The numbers given above are an expansion of the way I normally count cycles-- they show the number of cycles used by the instruction, the screen position the instruction starts on, the corresponding color clock, the cycles that the instruction spans, the cycle immediately following the instruction, the corresponding color clock, the corresponding screen position, and the new position of the sprite. Normally I would notate this as shown below (omitting the starting values and the cycles spanned by the instruction), but I gave the additional numbers above to help illustrate what I think may be going on.

 

  STA RESP0,X ; +4 ; 23 ; 069 ; 001 ; 006

 

If you did STA RESP0,X a cycle earlier, you would get the results you expected:

 

  STA RESP0,X ; +4 ; 22 ; 066 ; -02 ; 003

Edited February 3, 2013 by SeaGtGruff

[louisg]

Hmm, it looks like sta RESP0 at cycle 23 gives me $F for the screen position. If I sta RESP0 exactly 20 cycles in, though, it gives me 6 for the position! I think this code is going to work. It's not as efficient as the one I found on the forum (I waste 5 cycles), but it's mine

 

And now I can see why the author of this positioning code I was looking at wanted to hit 6-- it so happens that this is the left-most position in my fine-tuning table, and since fine-tune is only 16 values signed, it's slim pickings! I think the only alternative may be to have a special case for the left-most values, or to just offset everything (maybe by using sprite wrapping on the right-most side..?)

 

I investigated the Air-Sea Battle code for a bit, and it looks like that one doesn't let sprites go all the way to the left (I think x=3 may have been the minimum..?). It's a fascinating system where getting full-range motion for sprites is considered a breakthrough!

 

So is it documented somewhere what X position you can expect when strobing the RESP0 register at various times? I'm assuming it's a constant lag time once the beam moves onto the visible screen (from "pixel position" 0 onward), but it seems unpredictable as long as the pixel position is negative, giving 3 for the majority of the time. I wonder if Atari programmers were armed with this knowledge, or if they were just winging it? I'm guessing when you're coding Atari games 8+ hours a day, you have the luxury of being able to experiment

 

BTW when I say pixel position, I'm thinking the counter in the Stella debugger.

 

Thanks so much for your help!

[SeaGtGruff]

It's easy enough to figure out.

 

(1) Take the number of the cycle that comes right after the RESxx completes.
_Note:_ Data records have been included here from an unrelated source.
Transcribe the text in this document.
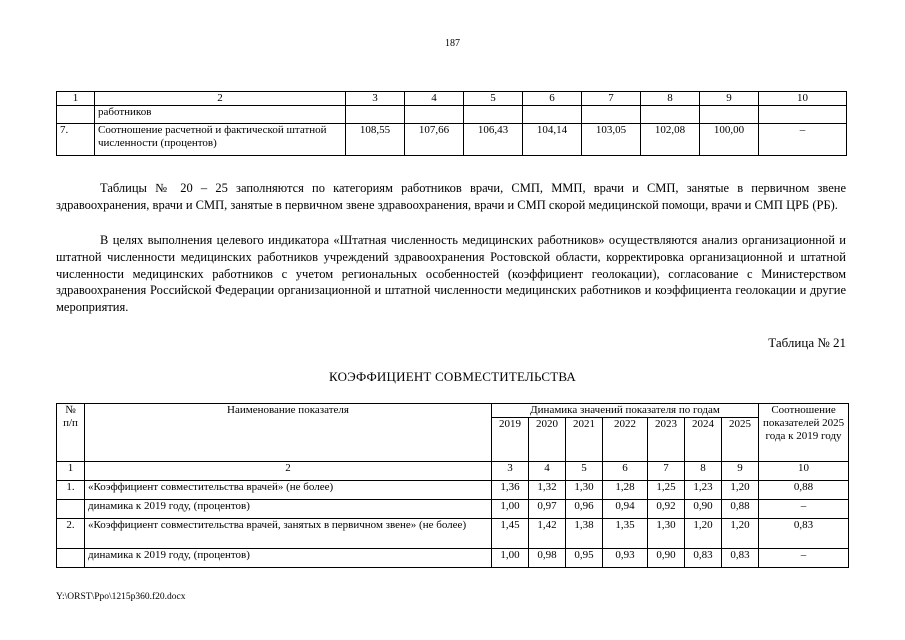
187
1	2	3	4	5	6	7	8	9	10
	работников								
7.	Соотношение расчетной и фактической штатной численности (процентов)	108,55	107,66	106,43	104,14	103,05	102,08	100,00	–
Таблицы № 20 – 25 заполняются по категориям работников врачи, СМП, ММП, врачи и СМП, занятые в первичном звене здравоохранения, врачи и СМП, занятые в первичном звене здравоохранения, врачи и СМП скорой медицинской помощи, врачи и СМП ЦРБ (РБ).
В целях выполнения целевого индикатора «Штатная численность медицинских работников» осуществляются анализ организационной и штатной численности медицинских работников учреждений здравоохранения Ростовской области, корректировка организационной и штатной численности медицинских работников с учетом региональных особенностей (коэффициент геолокации), согласование с Министерством здравоохранения Российской Федерации организационной и штатной численности медицинских работников и коэффициента геолокации и другие мероприятия.
Таблица № 21
КОЭФФИЦИЕНТ СОВМЕСТИТЕЛЬСТВА
№ п/п	Наименование показателя	Динамика значений показателя по годам							Соотношение показателей 2025 года к 2019 году
		2019	2020	2021	2022	2023	2024	2025	
1	2	3	4	5	6	7	8	9	10
1.	«Коэффициент совместительства врачей» (не более)	1,36	1,32	1,30	1,28	1,25	1,23	1,20	0,88
	динамика к 2019 году, (процентов)	1,00	0,97	0,96	0,94	0,92	0,90	0,88	–
2.	«Коэффициент совместительства врачей, занятых в первичном звене» (не более)	1,45	1,42	1,38	1,35	1,30	1,20	1,20	0,83
	динамика к 2019 году, (процентов)	1,00	0,98	0,95	0,93	0,90	0,83	0,83	–
Y:\ORST\Ppo\1215p360.f20.docx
(2) Multiply by 3 to get the equivalent color clock number.

(3) Add 4 if you're repositioning the ball or a missile, else add 5 if you're repositioning a player.

(4) Subtract 68 to convert the resulting (adjusted) color clock number into a screen (pixel) position.

 

If the final result is positive, that's the new position. If the final result is negative (i.e., inside the horizontal blanking area), the new position will generally be 2 for the missiles or ball, or 3 for the players-- those being the first values that fall within the active (visible) area.

 

However, if you strobe RESxx right after doing a standard HMOVE it seems to throw the repositioning off by 1, making the new positions 3 for the missiles or ball, or 4 for the players. But I'm not sure of the details-- i.e., whether it's anytime while HMOVE is feeding extra clocks to the position counters, or if there's some specific time frame involved-- so it's probably best to use trial and error to find the exact position if HMOVE is also involved.

 

Here's an example: Suppose you do a 3-cycle STA RESP0 that begins at cycle 25 and therefore spans cycles 25, 26, and 27. The next cycle is 28, so multiply by 3 (28*3=84), add 5 since a player is involved (84+5=89), and subtract 68 (89-68=21). So the new position will be at pixel 21.

[louisg]

OK, so strobing at CPU cycles=20 isn't an anomaly then? Adding in the time the STA RESP0 takes, I get ((23*3)-68) + 5 = 6. Interesting! So the question isn't whether the pixel position is negative before RESP0, it's whether it's still negative *after* RESP0!

 

But this doesn't hold up for hitting X=0: If I do RESP0 starting at cycle 18, that gives me ((21*3)-68) + 5 = 0, but I wind up with X=3, exactly as if I had triggered it any time it's still negative. I guess the +5-pixel lag for P0 has to happen when the pixel position is past the horizontal blanking period or it always places it at X=3. This would mean the earliest it'll place P0 is at X=5 (triggering RESP0 exactly as the horizontal blanking period ends), not counting triggering it inside of horizontal blanking.

 

Is my understanding correct?

Edited February 6, 2013 by louisg

[SeaGtGruff]

I guess I messed up when I said "if the final result is positive." Here's a slightly modified set of steps that are more accurate:

 

(1) Take the number of the cycle that comes right after the RESxx completes.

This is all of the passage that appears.